Cannabis Social Club / Club compasionnel / Cannabis Buyer’s Club / Coffee Shops solidaires

Pour ceux et celles qui l’ont découvert sur les réseaux sociaux internet au lendemain de la Marche Mondiale du Cannabis le 12 mai, et dans un article de Cannaweed en date du 1 juin 2012, le premier cannabis social club français est en train de s’organiser... La liste officielle de ses membres (probablement 500) sera annoncé pour l’Appel du 18 joint.

OperationActeDeConscienceCitoyenne

Depuis sa création en 2009 le collectif Cannabis Sans Frontières, membre de l’ENCOD, promeut ce modèle.

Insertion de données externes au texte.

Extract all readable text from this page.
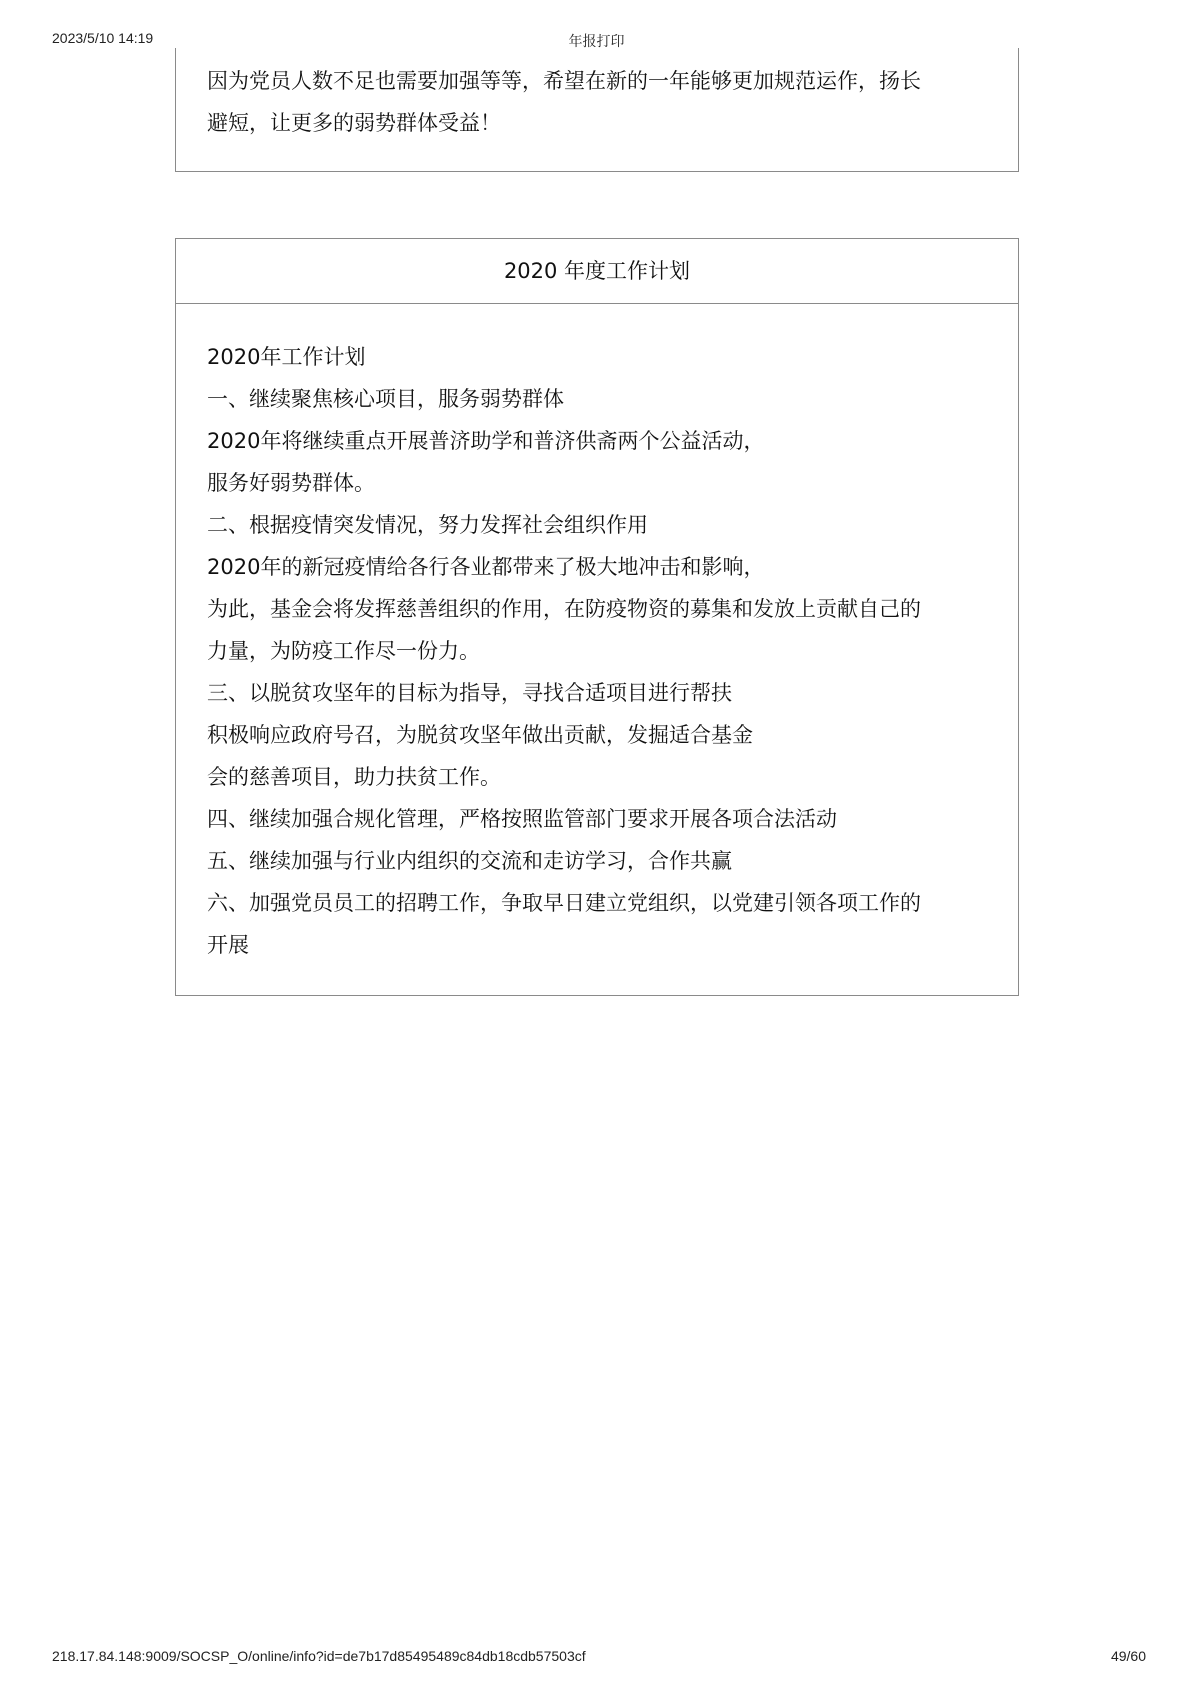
2023/5/10 14:19	年报打印

因为党员人数不足也需要加强等等，希望在新的一年能够更加规范运作，扬长
避短，让更多的弱势群体受益！

2020 年度工作计划
2020年工作计划
一、继续聚焦核心项目，服务弱势群体
2020年将继续重点开展普济助学和普济供斋两个公益活动，
服务好弱势群体。
二、根据疫情突发情况，努力发挥社会组织作用
2020年的新冠疫情给各行各业都带来了极大地冲击和影响，
为此，基金会将发挥慈善组织的作用，在防疫物资的募集和发放上贡献自己的
力量，为防疫工作尽一份力。
三、以脱贫攻坚年的目标为指导，寻找合适项目进行帮扶
积极响应政府号召，为脱贫攻坚年做出贡献，发掘适合基金
会的慈善项目，助力扶贫工作。
四、继续加强合规化管理，严格按照监管部门要求开展各项合法活动
五、继续加强与行业内组织的交流和走访学习，合作共赢
六、加强党员员工的招聘工作，争取早日建立党组织，以党建引领各项工作的
开展
218.17.84.148:9009/SOCSP_O/online/info?id=de7b17d85495489c84db18cdb57503cf	49/60
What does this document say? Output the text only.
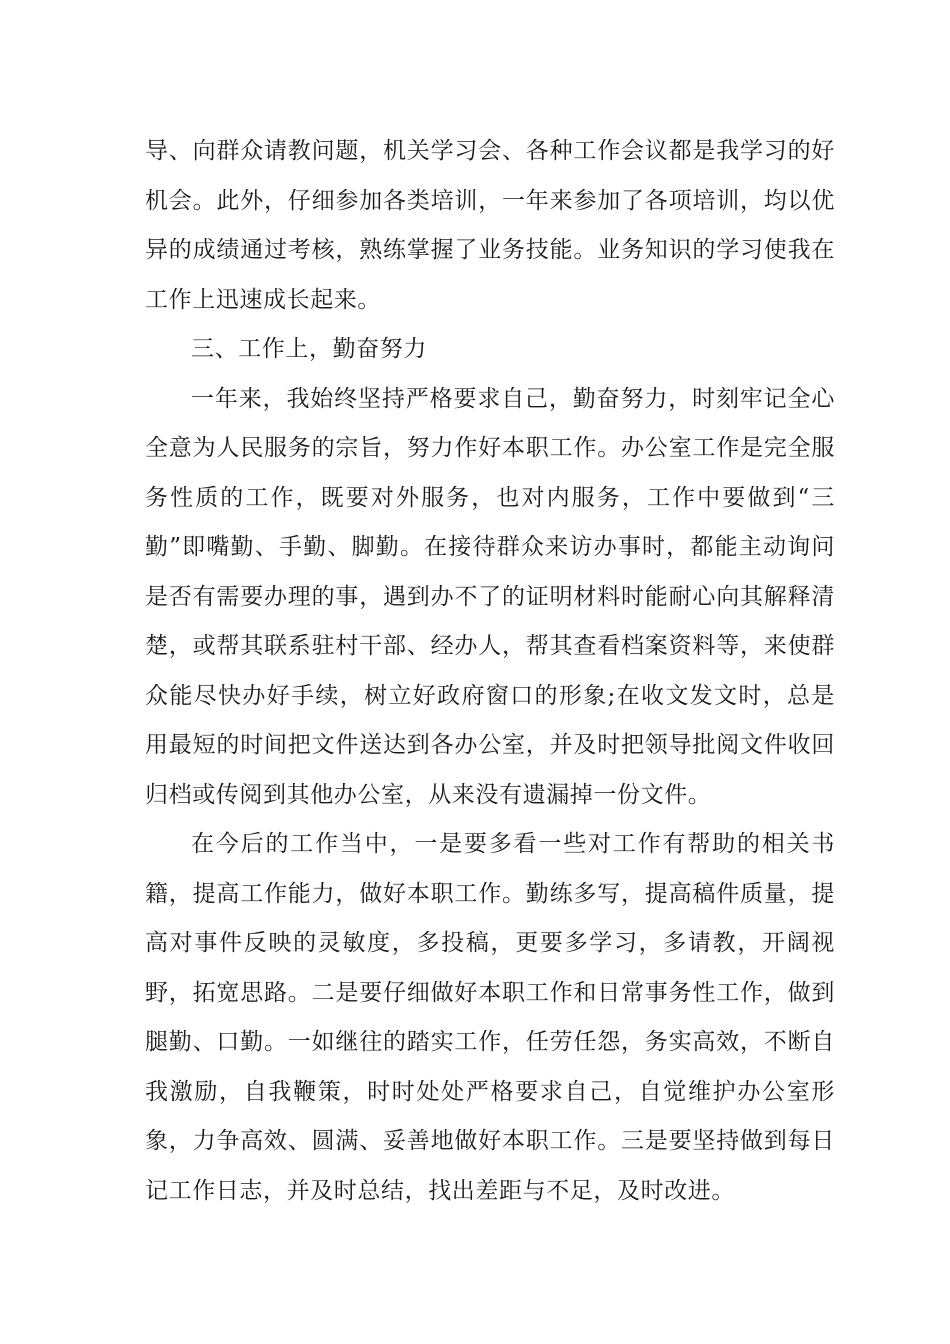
导、向群众请教问题，机关学习会、各种工作会议都是我学习的好机会。此外，仔细参加各类培训，一年来参加了各项培训，均以优异的成绩通过考核，熟练掌握了业务技能。业务知识的学习使我在工作上迅速成长起来。

三、工作上，勤奋努力

一年来，我始终坚持严格要求自己，勤奋努力，时刻牢记全心全意为人民服务的宗旨，努力作好本职工作。办公室工作是完全服务性质的工作，既要对外服务，也对内服务，工作中要做到“三勤”即嘴勤、手勤、脚勤。在接待群众来访办事时，都能主动询问是否有需要办理的事，遇到办不了的证明材料时能耐心向其解释清楚，或帮其联系驻村干部、经办人，帮其查看档案资料等，来使群众能尽快办好手续，树立好政府窗口的形象;在收文发文时，总是用最短的时间把文件送达到各办公室，并及时把领导批阅文件收回归档或传阅到其他办公室，从来没有遗漏掉一份文件。

在今后的工作当中，一是要多看一些对工作有帮助的相关书籍，提高工作能力，做好本职工作。勤练多写，提高稿件质量，提高对事件反映的灵敏度，多投稿，更要多学习，多请教，开阔视野，拓宽思路。二是要仔细做好本职工作和日常事务性工作，做到腿勤、口勤。一如继往的踏实工作，任劳任怨，务实高效，不断自我激励，自我鞭策，时时处处严格要求自己，自觉维护办公室形象，力争高效、圆满、妥善地做好本职工作。三是要坚持做到每日记工作日志，并及时总结，找出差距与不足，及时改进。
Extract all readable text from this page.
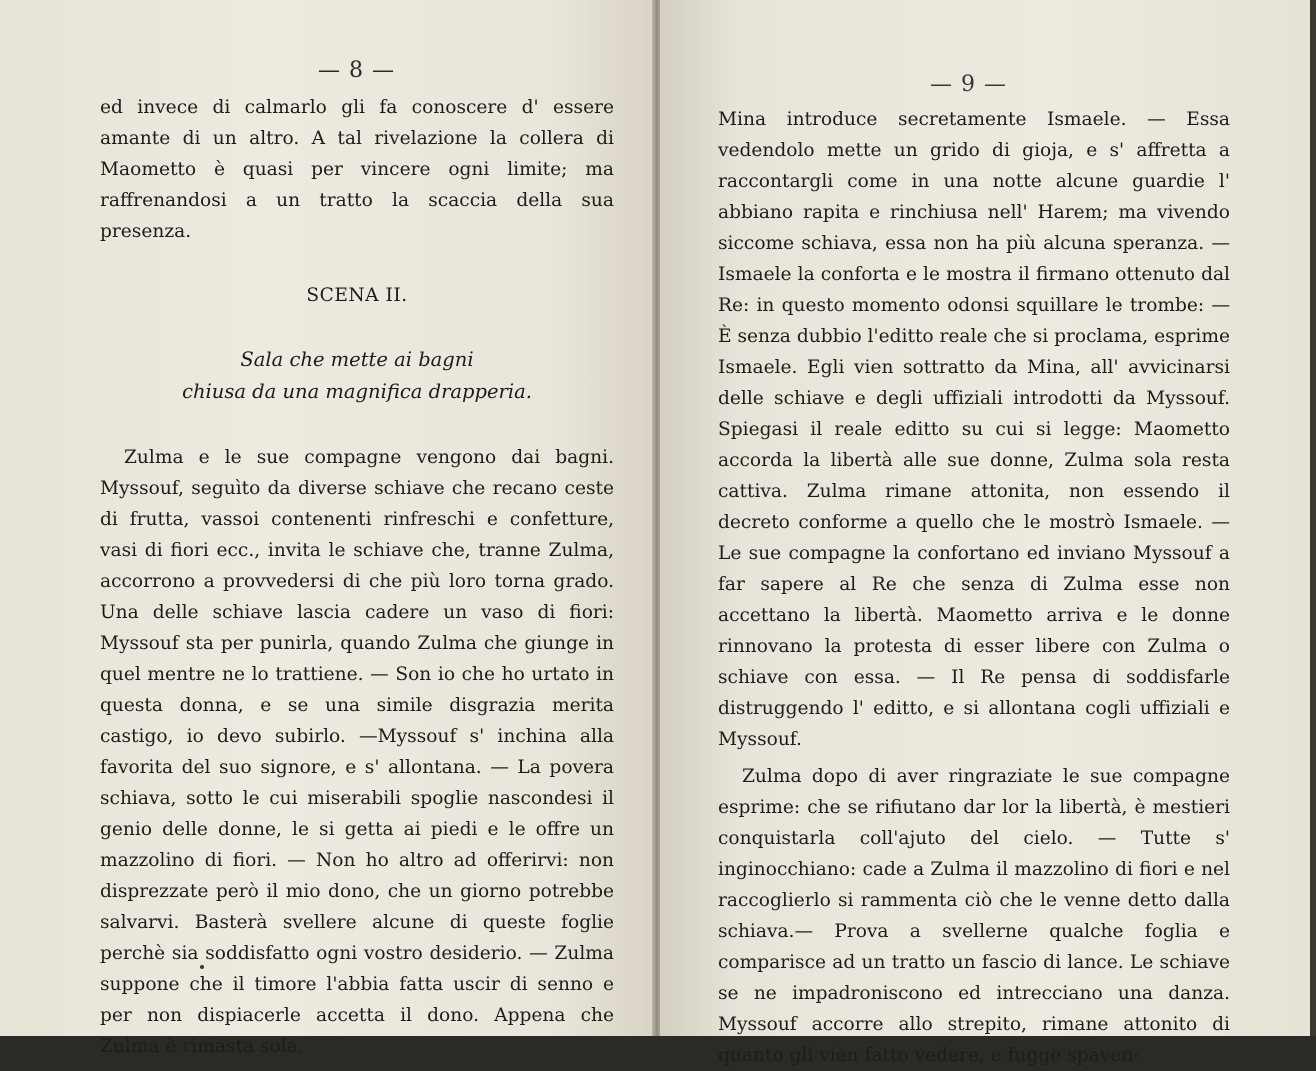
— 8 —

ed invece di calmarlo gli fa conoscere d' essere amante di un altro. A tal rivelazione la collera di Maometto è quasi per vincere ogni limite; ma raffrenandosi a un tratto la scaccia della sua presenza.

SCENA II.

Sala che mette ai bagni
chiusa da una magnifica drapperia.

Zulma e le sue compagne vengono dai bagni. Myssouf, seguìto da diverse schiave che recano ceste di frutta, vassoi contenenti rinfreschi e confetture, vasi di fiori ecc., invita le schiave che, tranne Zulma, accorrono a provvedersi di che più loro torna grado. Una delle schiave lascia cadere un vaso di fiori: Myssouf sta per punirla, quando Zulma che giunge in quel mentre ne lo trattiene. — Son io che ho urtato in questa donna, e se una simile disgrazia merita castigo, io devo subirlo. —Myssouf s' inchina alla favorita del suo signore, e s' allontana. — La povera schiava, sotto le cui miserabili spoglie nascondesi il genio delle donne, le si getta ai piedi e le offre un mazzolino di fiori. — Non ho altro ad offerirvi: non disprezzate però il mio dono, che un giorno potrebbe salvarvi. Basterà svellere alcune di queste foglie perchè sia soddisfatto ogni vostro desiderio. — Zulma suppone che il timore l'abbia fatta uscir di senno e per non dispiacerle accetta il dono. Appena che Zulma è rimasta sola,

— 9 —

Mina introduce secretamente Ismaele. — Essa vedendolo mette un grido di gioja, e s' affretta a raccontargli come in una notte alcune guardie l' abbiano rapita e rinchiusa nell' Harem; ma vivendo siccome schiava, essa non ha più alcuna speranza. — Ismaele la conforta e le mostra il firmano ottenuto dal Re: in questo momento odonsi squillare le trombe: — È senza dubbio l'editto reale che si proclama, esprime Ismaele. Egli vien sottratto da Mina, all' avvicinarsi delle schiave e degli uffiziali introdotti da Myssouf. Spiegasi il reale editto su cui si legge: Maometto accorda la libertà alle sue donne, Zulma sola resta cattiva. Zulma rimane attonita, non essendo il decreto conforme a quello che le mostrò Ismaele. — Le sue compagne la confortano ed inviano Myssouf a far sapere al Re che senza di Zulma esse non accettano la libertà. Maometto arriva e le donne rinnovano la protesta di esser libere con Zulma o schiave con essa. — Il Re pensa di soddisfarle distruggendo l' editto, e si allontana cogli uffiziali e Myssouf.

Zulma dopo di aver ringraziate le sue compagne esprime: che se rifiutano dar lor la libertà, è mestieri conquistarla coll'ajuto del cielo. — Tutte s' inginocchiano: cade a Zulma il mazzolino di fiori e nel raccoglierlo si rammenta ciò che le venne detto dalla schiava.— Prova a svellerne qualche foglia e comparisce ad un tratto un fascio di lance. Le schiave se ne impadroniscono ed intrecciano una danza. Myssouf accorre allo strepito, rimane attonito di quanto gli vien fatto vedere, e fugge spaven-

C’est une bonne nouvelle, enfin le véritable combat solidaire pour la légalisation du cannabis prend une forme concrète.
Sans réserve, passons à l’action !

Description :

Action collective et solidaire en forme de désobéissance civile avec pour objectif la régulation du
cannabis produit en France sous forme d’un club privé de consommateurs, le CSCF, Cannabis Social
Club Français qui répond aux conditions du code de conduite suivant :

CODE DE CONDUITE DU CANNABIS SOCIAL CLUB FRANÇAIS (source ENCOD adapté pour la France)

En raison de l’absence de cadre légal pour la culture du cannabis à usage personnel, nous, quelques
consommateurs et consommatrices de cannabis de toute l’Europe, avons été à l’origine de notre propre
modèle de régulation et de contrôle.

Ce modèle, appelé Club Social du Cannabis , permet d’éviter que les consommateurs de cannabis soient
impliqués directement dans des activités illégales, et de garantir un certain nombre de conditions
quant à la santé publique et à la sécurité.

Les Clubs Sociaux du Cannabis (CSC) sont des associations déclarées, a but non-lucratif composées
d’adultes qui consomment du cannabis. Ils peuvent être mis en place légalement dans des pays où la
culture pour usage personnel a été décriminalisée.

En France ce n’est pas encore le cas, pour que le CSCF puisse agir de façon expérimentale afin de
préparer le changement des lois sur la culture de cannabis pour usage personnel, il faut que nous,
consommateurs* et des autoproducteurs* nous nous engagions collectivement dans une résistance
citoyenne et solidaire et que dans un acte collectif de désobéissance civile, n’écoutant que notre
conscience citoyenne imposions immédiatement les changements nécessaire à la mise en place du CSCF.
Selon l’article 12 de la Charte des Droits Fondamentaux de l’Union Européenne, "toute personne a
droit à la liberté de réunion pacifique et d’association à tous les niveaux".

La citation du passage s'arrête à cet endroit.